4.6.4 Las asociaciones de usuarios.

En sujeción a lo consagrado en el 51 de la Ley 142 de 1994, modificado por el artículo 6 de la Ley 689 de 2001, todas las empresas de Servicios Públicos están obligadas a contratar una auditoria externa de gestión y resultados permanente con personas jurídicas privadas especializadas.

Sin embargo, el parágrafo 1 del artículo en estudio exceptúa de la obligación de contratar auditorias externas a las organizaciones autorizadas de que trata el artículo 15 numeral 15.4 de la Ley 142 de 1994, para la prestación de servicios públicos.

Por lo anterior, a las asociaciones de usuarios no se les aplica la Resolución No. SSPD  20061300012295  del 18 de abril de 2006, toda vez que está Resolución tiene como ámbito de aplicación a las personas prestadoras que estén obligadas a contratar Auditor Externo de Gestión y Resultados.

4.6.5 Las empresas en liquidación

La obligación de tener auditorias externas de gestión y resultados se encuentra asignada para quienes tengan la calidad de prestadores de los servicios públicos domiciliarios. De manera que, si una empresa se encuentra en proceso liquidatorio, y ya no desarrollo su objeto social, esto es, prestar un servicio público, no está obligada a contratar auditoria externa de gestión.

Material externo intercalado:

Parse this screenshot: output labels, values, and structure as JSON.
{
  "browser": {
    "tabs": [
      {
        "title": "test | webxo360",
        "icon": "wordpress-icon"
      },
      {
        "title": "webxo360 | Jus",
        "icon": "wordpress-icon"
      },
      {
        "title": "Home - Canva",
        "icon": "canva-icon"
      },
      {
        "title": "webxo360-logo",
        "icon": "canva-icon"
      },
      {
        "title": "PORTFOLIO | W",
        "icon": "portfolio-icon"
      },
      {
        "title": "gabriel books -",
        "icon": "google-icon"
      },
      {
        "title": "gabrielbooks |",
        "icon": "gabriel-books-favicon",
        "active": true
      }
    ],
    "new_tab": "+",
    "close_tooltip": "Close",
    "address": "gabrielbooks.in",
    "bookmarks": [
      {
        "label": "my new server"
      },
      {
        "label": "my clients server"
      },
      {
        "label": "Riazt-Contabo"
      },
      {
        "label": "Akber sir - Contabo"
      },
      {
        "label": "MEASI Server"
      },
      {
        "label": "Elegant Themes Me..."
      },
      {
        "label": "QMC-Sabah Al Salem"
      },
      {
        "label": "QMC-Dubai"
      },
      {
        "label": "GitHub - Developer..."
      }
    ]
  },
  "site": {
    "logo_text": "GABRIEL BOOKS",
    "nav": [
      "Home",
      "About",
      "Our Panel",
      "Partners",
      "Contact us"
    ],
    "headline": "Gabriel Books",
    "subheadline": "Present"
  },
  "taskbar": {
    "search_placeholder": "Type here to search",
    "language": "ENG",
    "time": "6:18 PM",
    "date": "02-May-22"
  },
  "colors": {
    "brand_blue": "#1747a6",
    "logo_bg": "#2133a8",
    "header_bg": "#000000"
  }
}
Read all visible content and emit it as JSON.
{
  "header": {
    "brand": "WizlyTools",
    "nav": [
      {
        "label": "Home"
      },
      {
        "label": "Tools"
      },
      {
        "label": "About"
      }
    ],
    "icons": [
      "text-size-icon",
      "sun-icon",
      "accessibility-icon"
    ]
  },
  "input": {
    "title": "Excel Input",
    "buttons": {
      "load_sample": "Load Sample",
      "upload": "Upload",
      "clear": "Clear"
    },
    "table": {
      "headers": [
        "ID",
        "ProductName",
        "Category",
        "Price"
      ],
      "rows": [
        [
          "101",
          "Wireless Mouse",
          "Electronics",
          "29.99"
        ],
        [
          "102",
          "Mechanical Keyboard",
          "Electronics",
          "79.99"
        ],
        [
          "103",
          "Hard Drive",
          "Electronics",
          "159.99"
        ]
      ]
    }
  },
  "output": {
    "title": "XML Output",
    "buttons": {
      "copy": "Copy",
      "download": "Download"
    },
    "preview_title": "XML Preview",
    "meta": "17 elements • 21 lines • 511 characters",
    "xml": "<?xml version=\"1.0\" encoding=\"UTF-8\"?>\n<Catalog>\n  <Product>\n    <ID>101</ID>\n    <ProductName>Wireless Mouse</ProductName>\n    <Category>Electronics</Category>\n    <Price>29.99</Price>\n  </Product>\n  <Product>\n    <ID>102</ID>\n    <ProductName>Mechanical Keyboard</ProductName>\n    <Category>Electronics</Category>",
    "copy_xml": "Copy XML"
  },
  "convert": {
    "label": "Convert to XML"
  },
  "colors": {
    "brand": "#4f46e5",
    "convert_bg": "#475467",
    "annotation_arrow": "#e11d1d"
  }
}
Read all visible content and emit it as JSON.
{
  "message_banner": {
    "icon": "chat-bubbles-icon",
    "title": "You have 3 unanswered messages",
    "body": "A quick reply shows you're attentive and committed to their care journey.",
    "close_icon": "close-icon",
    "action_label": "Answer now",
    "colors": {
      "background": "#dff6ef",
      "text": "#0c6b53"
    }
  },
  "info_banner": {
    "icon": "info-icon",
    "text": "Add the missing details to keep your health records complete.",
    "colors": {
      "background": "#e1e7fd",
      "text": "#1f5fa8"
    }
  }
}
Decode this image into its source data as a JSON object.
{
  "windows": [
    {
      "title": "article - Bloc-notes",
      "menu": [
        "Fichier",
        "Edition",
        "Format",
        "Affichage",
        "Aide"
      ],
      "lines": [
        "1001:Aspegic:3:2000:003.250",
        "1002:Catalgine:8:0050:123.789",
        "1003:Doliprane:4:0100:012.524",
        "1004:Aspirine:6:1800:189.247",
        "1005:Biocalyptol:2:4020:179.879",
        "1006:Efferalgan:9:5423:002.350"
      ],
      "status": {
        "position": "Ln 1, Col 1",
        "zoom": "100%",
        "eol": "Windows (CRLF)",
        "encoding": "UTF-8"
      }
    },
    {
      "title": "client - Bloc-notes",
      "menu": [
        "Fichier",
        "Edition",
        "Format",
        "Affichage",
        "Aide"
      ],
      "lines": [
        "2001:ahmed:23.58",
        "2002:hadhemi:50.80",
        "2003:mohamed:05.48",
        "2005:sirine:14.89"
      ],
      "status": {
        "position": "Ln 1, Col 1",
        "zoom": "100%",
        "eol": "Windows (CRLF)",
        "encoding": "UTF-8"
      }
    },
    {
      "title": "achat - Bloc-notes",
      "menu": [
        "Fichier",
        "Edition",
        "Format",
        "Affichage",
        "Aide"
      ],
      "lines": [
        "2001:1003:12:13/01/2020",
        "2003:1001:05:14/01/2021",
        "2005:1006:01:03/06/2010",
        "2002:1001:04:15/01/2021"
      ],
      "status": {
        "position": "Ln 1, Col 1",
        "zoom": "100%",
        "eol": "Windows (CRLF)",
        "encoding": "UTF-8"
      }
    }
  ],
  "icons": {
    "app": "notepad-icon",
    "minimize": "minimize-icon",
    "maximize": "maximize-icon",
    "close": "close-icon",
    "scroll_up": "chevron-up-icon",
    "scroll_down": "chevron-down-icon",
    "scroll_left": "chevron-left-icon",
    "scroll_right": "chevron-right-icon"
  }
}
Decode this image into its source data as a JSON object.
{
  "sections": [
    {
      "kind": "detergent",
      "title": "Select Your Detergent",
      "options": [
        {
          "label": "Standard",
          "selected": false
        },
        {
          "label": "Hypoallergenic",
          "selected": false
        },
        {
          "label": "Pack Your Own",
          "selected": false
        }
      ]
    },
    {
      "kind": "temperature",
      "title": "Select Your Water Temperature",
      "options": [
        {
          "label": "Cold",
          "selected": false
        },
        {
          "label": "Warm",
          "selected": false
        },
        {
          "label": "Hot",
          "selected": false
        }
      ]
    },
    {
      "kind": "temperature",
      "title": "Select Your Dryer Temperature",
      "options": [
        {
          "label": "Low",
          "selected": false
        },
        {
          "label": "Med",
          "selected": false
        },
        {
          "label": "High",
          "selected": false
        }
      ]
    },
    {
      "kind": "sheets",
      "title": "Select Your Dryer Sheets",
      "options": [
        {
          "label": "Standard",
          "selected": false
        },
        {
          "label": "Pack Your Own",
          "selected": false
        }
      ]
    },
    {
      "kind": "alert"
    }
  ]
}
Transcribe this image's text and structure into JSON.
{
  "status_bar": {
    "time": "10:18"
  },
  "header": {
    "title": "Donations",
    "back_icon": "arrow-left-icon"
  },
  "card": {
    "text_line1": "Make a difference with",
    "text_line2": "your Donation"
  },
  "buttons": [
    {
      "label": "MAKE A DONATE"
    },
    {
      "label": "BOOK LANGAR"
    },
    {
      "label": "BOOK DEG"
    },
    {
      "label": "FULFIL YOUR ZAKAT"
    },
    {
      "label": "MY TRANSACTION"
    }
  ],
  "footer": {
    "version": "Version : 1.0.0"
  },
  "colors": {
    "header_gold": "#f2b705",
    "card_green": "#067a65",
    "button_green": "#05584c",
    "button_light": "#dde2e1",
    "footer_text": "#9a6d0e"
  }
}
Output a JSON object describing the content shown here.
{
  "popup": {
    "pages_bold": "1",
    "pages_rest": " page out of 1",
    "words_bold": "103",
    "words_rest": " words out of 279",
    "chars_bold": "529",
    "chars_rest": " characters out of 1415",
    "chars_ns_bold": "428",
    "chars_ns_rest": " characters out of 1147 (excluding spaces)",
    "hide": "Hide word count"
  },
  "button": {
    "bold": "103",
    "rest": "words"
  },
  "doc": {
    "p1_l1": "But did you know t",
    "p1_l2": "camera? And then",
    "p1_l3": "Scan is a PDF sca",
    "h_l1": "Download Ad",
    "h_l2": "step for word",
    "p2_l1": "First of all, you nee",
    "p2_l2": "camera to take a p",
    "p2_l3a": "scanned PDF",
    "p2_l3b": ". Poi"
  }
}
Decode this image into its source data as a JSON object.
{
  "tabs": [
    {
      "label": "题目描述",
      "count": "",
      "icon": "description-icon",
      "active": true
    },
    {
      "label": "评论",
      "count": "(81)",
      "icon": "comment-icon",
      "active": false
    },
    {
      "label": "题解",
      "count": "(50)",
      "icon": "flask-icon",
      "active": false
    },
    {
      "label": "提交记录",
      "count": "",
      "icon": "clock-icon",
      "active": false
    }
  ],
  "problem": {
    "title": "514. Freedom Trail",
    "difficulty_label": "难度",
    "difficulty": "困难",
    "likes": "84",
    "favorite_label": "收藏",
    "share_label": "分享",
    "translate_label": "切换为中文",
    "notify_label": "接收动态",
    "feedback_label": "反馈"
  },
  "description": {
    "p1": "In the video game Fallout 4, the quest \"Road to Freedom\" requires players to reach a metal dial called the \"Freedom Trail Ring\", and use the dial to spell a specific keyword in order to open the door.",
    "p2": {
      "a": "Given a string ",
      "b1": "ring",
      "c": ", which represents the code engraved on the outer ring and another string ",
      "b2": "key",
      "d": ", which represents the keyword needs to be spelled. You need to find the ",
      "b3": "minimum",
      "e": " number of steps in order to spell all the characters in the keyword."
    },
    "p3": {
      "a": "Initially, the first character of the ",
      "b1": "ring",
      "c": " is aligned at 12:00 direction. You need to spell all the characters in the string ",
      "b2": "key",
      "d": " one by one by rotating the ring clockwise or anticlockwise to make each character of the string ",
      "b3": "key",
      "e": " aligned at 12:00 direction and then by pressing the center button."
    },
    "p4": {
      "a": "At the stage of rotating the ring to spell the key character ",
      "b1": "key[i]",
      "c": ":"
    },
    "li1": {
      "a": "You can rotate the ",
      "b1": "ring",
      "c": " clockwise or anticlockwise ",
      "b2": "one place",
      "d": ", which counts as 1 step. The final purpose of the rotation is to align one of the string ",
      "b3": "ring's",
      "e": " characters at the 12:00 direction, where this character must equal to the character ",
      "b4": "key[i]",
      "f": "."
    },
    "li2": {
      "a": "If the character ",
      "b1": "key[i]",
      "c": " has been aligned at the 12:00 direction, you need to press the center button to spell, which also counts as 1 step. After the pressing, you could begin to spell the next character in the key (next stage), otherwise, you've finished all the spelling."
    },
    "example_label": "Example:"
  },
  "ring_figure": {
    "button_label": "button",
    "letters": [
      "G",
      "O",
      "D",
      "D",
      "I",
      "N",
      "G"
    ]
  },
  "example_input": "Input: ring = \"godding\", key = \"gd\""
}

Distinto es el caso de una empresa que se encuentre en administración con fines liquidatorios, pero que aún continúa prestando un servicio público, caso en el cual si está obligada a contratar auditor externo de gestión y resultados.

1Elaborado por Yolima Esther Hernández Alcala – Abogada Oficina Asesora Jurídica

2 Se aclara que medicament se citan los apartes de esta norma que estan en vigor, pues otros fueron declarados inexequibles mediante Sentencias, C-290 de 2002, C-1191 de 2000 y 396 de 2002.

3 Mediante esta Sentencia la Corte Constitucional declaró inexequible algunos aparte del literal a) del parágrafo 1 del artículo 51 de la ley 142 de 1994.

4 Ver Resoluciones Nos. 4572 de 1998, 4812 de 1999 y 5287 de 2001, de la Contraloría General de la República.

5 Vale la pena recordar que en la sentencia C-736 de 2007, la Corte Constitucional señaló que aunque las empresas privadas y mixtas con participación estatal son entidades descentralizadas y constitucionalmente conforman la Rama Ejecutiva, según la misma Corte, tal circunstancia en nada afecta su naturaleza jurídica, que es la que en últimas define la flexibilidad de los distintos controles previstos para ellas en la ley. En ese sentido, para estas empresas el control fiscal se ejerce en la forma prevista en el artículo 50 de la ley 142 de 1994.

6 Vale la pena mencionar que dentro de esta excepción no se incluyen las empresas privadas y mixtas con participación del Estado, las cuales según la sentencia C-736 de 2007, son entidades descentralizadas y constitucionalmente conforman la Rama Ejecutiva, pues según la misma Corte, tal circunstancia en nada afecta su naturaleza jurídica, que es la que en últimas define la flexibilidad de los distintos controles previstos para ellas en la ley.

7 Ver Resoluciones 023 y 045 de 2008, expedidas por la Comisión de Regulación de Energía y Gas.